Auf einer Wiese, die Polana Waksmundska heißt, lief mir ein Wanderer
über den Weg, der die grüne Markierung zur Murowaniec Hütte
suchte. Er wohnt in Warschau und versicherte mir, keine Wanderwege zu sammeln.
„Ist der letzte Wanderweg in der Tatra, der mir noch fehlt“, erzählte er
mir. „Wenn ich heute Nachmittag in der Hütte sitze, habe ich was zu feiern.
Bin dann alle markierten Wanderwege gelaufen.“
Ich zeigte ihm die Richtung. Er fragte, was ich noch so geplant hätte. Als
er erfuhr, dass ich noch in die Slowakei wollte, kramte er seine Karte hervor
und zeigte mit dem Finger auf einen blau markierten Wanderweg. „Hier, den Weg
musst du unbedingt gehen. Von Łysa Polana bis Starý Smokovec. Kommst
durch alle Höhenstufen der Tatra. Da, am Poľsky hreben vorbei.
Gehörte alles zu Polen. Aber die Slowaken haben mit dem Hitler gemeinsame
Sache gemacht und bekamen das Land.“
Ich schaute mir den Weg auf seiner Karte an. „Ist ziemlich weit“, meinte ich. Er
musterte erst mich, dann meinen Rucksack. „Das schaffst du schon“, stellte er
anschließend überzeugt fest. Ich bedankte mich für die Infos und
setzte meinen Weg fort.
Die Fünf-Polnische-Seen-Hütte hätte ich fast umgerannt. Von den
Seen sah ich nicht mal einen, so dicht war der Nebel. Ich genehmigte mir einen
Kräutertee und versuchte dem Hüttenwart an der Rezeption klar zu
machen, dass ich hier übernachten wollte. Er verstand weder deutsch noch
englisch. Ich bekam schließlich ein Bett auf Zimmer 9, verstaute meinen
Rucksack und suchte mir etwas zum Abendessen aus. Da ich mit den Namen meistens
nichts anzufangen wusste, bestellte ich einfach drauf los und lies mich
überraschen. Heute aß ich etwas, was sich Bigos nannte. Es schmeckte wie
eingedickte Soljanka und bescherte mir die ganze Nacht hindurch Blähungen.

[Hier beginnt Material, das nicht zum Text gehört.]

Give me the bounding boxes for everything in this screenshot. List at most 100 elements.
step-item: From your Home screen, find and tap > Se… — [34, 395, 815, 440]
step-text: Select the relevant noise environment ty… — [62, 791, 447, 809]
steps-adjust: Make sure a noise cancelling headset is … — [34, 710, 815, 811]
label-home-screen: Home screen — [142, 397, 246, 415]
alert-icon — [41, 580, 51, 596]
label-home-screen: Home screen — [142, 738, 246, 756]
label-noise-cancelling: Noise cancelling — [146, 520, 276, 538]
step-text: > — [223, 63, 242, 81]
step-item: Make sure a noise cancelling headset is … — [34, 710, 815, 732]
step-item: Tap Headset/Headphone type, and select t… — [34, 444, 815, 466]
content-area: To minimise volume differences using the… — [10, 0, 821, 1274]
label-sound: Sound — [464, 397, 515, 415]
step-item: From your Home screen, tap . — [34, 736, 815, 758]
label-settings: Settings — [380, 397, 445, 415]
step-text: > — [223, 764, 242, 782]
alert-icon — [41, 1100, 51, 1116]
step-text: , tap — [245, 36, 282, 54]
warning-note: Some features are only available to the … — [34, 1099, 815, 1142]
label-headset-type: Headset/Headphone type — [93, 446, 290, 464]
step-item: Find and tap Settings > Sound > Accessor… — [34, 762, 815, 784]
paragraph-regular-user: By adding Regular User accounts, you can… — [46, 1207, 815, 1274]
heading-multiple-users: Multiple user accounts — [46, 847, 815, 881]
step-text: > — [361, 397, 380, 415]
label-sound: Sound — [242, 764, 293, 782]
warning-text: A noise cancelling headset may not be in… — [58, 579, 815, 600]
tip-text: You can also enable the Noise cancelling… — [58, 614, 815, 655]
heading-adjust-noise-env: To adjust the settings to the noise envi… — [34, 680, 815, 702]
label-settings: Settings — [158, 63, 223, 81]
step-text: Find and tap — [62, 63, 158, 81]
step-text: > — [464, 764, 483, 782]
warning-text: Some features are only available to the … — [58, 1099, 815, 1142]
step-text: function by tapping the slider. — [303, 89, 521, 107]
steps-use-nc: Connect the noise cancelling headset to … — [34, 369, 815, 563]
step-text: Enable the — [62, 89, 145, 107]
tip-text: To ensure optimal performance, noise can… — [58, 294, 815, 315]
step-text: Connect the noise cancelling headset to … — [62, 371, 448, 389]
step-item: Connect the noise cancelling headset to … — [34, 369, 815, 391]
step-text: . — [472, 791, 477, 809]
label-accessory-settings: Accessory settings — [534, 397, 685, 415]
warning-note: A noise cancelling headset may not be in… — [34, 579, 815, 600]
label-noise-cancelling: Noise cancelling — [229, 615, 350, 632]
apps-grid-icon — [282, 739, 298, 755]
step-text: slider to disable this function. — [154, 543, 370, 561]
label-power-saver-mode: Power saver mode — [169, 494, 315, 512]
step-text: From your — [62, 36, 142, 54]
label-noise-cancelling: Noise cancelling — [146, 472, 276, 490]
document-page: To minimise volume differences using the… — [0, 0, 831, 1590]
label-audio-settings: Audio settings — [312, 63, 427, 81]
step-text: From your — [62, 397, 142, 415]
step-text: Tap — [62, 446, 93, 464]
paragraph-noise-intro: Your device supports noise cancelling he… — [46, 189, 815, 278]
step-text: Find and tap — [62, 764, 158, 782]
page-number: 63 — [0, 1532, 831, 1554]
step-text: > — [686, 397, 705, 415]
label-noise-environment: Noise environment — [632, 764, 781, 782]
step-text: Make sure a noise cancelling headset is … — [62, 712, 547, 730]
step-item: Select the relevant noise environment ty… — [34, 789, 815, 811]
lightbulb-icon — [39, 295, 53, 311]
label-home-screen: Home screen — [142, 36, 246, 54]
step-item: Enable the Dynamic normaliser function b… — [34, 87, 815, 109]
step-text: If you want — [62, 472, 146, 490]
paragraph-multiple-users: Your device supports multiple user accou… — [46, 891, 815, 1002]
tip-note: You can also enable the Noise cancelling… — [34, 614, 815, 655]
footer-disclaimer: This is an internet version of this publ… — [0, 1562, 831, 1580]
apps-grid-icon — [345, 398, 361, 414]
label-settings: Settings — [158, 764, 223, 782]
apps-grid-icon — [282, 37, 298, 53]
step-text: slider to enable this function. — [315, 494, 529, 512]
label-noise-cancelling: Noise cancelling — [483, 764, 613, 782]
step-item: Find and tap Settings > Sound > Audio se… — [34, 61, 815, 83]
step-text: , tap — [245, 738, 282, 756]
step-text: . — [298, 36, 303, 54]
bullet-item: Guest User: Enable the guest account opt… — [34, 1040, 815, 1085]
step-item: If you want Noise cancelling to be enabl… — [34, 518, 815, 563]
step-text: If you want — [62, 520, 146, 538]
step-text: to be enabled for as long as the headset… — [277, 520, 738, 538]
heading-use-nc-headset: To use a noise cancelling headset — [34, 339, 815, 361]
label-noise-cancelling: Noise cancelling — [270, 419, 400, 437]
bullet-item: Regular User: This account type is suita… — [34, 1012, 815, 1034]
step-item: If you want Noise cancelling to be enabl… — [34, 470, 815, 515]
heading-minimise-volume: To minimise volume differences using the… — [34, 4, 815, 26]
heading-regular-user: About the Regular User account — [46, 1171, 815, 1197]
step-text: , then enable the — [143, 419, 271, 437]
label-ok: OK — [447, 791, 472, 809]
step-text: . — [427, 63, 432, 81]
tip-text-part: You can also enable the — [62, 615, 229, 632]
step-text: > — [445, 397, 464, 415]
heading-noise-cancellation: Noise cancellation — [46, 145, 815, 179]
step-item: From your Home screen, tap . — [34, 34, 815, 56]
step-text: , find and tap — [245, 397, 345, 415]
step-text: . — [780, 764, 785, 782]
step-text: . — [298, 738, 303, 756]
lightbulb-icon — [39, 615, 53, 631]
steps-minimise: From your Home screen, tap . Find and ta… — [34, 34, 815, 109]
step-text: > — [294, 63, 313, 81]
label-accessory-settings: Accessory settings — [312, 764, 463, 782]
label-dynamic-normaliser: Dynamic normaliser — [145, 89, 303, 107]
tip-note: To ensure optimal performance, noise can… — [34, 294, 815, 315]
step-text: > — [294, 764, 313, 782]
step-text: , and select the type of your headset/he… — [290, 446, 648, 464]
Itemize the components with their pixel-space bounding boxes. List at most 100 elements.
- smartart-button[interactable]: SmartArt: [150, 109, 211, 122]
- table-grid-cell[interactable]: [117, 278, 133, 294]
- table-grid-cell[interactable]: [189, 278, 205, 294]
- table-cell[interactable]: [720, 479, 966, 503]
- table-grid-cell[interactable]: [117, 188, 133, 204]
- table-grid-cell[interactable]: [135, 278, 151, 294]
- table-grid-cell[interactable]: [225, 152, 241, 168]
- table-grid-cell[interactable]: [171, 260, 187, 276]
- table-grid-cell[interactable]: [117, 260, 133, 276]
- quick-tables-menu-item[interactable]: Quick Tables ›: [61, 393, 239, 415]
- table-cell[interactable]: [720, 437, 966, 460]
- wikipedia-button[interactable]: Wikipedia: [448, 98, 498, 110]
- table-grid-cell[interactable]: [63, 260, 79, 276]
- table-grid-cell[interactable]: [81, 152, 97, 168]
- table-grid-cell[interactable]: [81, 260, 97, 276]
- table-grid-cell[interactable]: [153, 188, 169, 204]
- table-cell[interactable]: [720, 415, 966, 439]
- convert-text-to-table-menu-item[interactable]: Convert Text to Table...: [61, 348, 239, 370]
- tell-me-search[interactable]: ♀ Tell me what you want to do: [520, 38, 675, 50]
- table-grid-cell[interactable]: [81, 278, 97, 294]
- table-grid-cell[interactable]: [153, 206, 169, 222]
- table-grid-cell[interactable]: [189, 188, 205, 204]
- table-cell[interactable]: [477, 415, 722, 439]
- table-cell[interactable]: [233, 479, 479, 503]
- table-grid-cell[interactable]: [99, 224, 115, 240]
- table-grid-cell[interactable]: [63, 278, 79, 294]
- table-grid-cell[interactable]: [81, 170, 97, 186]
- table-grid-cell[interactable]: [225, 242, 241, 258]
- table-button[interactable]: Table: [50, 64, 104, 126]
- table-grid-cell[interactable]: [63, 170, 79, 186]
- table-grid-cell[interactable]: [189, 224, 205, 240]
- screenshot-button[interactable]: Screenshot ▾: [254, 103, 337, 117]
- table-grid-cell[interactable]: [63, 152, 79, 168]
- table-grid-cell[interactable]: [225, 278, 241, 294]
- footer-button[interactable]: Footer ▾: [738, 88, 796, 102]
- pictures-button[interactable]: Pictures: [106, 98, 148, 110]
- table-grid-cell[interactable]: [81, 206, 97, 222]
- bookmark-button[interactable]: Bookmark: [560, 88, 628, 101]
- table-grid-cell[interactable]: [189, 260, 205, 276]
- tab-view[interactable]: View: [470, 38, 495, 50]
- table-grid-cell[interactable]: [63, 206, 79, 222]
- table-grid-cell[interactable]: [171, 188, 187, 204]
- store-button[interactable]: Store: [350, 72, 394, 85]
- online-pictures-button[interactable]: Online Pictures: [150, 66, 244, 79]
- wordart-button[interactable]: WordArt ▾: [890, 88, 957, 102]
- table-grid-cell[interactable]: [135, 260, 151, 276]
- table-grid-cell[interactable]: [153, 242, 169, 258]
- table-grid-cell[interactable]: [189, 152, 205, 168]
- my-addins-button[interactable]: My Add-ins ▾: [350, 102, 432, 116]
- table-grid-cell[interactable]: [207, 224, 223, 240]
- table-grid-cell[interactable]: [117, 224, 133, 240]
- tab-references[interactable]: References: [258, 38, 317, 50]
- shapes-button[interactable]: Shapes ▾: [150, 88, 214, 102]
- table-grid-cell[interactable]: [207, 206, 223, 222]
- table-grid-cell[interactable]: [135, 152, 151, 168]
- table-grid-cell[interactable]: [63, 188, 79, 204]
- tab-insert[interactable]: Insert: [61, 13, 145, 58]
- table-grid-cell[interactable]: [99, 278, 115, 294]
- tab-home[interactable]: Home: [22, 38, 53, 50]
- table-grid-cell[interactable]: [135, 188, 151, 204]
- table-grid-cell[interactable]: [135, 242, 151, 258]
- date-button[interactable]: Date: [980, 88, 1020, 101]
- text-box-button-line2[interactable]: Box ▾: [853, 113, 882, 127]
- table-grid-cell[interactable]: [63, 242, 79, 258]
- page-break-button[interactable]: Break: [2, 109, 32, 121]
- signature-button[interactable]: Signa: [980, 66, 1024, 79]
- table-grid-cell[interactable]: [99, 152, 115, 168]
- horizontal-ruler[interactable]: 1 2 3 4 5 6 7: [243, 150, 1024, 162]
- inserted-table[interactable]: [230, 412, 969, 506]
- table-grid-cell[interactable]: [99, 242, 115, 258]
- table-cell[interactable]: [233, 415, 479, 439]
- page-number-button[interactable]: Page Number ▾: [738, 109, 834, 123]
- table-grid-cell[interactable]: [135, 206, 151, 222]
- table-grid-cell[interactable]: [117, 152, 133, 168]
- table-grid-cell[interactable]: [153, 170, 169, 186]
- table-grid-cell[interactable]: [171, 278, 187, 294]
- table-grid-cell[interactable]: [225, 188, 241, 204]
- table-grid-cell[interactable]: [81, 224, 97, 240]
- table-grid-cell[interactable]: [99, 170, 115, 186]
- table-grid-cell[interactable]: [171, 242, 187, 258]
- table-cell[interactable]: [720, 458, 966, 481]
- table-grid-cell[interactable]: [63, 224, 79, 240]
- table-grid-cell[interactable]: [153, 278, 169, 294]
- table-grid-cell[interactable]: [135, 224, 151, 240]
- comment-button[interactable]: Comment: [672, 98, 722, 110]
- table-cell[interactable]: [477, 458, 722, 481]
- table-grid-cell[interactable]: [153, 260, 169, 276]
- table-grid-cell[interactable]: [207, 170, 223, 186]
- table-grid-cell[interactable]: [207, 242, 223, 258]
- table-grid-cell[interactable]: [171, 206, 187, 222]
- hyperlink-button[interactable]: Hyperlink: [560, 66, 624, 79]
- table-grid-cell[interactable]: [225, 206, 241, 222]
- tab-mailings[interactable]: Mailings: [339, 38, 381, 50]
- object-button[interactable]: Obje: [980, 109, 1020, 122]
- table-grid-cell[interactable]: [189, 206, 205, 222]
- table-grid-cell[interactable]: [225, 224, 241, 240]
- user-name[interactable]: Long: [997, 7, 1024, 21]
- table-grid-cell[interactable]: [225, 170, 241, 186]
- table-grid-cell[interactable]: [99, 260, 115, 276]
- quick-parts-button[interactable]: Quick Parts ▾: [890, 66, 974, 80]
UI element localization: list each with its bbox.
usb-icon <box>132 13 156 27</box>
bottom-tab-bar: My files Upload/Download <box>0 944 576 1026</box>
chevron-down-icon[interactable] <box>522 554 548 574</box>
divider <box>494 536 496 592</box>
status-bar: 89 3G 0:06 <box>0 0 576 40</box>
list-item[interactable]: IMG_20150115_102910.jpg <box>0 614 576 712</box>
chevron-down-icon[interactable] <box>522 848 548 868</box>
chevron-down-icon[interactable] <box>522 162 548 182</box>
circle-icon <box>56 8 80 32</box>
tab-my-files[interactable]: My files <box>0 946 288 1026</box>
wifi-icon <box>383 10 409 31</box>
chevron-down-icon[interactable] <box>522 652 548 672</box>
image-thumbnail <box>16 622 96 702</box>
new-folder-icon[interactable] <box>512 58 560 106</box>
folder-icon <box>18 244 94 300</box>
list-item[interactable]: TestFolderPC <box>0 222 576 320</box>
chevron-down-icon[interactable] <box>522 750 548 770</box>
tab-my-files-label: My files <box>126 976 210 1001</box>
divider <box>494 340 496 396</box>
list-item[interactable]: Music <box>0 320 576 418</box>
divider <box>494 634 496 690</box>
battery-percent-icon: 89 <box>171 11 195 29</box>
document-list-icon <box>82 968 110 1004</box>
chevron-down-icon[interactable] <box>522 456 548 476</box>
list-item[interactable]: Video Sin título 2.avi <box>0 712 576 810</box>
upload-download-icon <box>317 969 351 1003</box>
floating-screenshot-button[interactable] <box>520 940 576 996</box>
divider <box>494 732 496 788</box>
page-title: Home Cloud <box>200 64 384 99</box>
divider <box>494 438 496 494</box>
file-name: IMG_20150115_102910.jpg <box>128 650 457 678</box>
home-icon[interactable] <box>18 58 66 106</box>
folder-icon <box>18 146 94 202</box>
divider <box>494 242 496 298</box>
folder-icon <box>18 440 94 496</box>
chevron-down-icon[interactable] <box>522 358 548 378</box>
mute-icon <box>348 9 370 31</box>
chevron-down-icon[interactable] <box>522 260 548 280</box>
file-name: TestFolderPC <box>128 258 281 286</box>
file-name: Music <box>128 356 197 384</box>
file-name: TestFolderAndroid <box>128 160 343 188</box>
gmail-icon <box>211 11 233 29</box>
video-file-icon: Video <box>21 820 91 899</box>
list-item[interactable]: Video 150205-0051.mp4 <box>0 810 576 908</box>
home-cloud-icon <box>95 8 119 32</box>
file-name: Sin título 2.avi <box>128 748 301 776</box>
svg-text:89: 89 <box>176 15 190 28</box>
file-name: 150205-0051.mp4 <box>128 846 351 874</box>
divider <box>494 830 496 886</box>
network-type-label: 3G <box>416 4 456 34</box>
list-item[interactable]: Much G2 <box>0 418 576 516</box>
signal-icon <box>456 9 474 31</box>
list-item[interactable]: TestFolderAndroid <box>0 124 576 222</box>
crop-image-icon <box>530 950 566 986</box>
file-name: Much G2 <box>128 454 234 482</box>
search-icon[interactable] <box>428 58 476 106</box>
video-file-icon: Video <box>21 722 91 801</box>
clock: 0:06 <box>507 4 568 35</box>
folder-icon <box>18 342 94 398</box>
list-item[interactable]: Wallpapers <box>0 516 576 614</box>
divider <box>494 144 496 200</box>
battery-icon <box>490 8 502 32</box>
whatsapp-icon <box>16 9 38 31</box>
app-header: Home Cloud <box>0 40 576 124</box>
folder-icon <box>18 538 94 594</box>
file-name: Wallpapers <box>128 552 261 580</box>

Auf der Hütte war nichts los. Neben einer Polin, die hier schon
längere Zeit lebte, trafen am Abend noch zwei Damen aus Israel ein.
Was ich an den polnischen Berghütten mochte, war die Tatsache nicht gleich
angepöbelt zu werden, wenn man noch nicht mal richtig zur Tür rein ist
und seine Wanderschuhe noch an hat. Trotzdem sind die Hütten blitzsauber.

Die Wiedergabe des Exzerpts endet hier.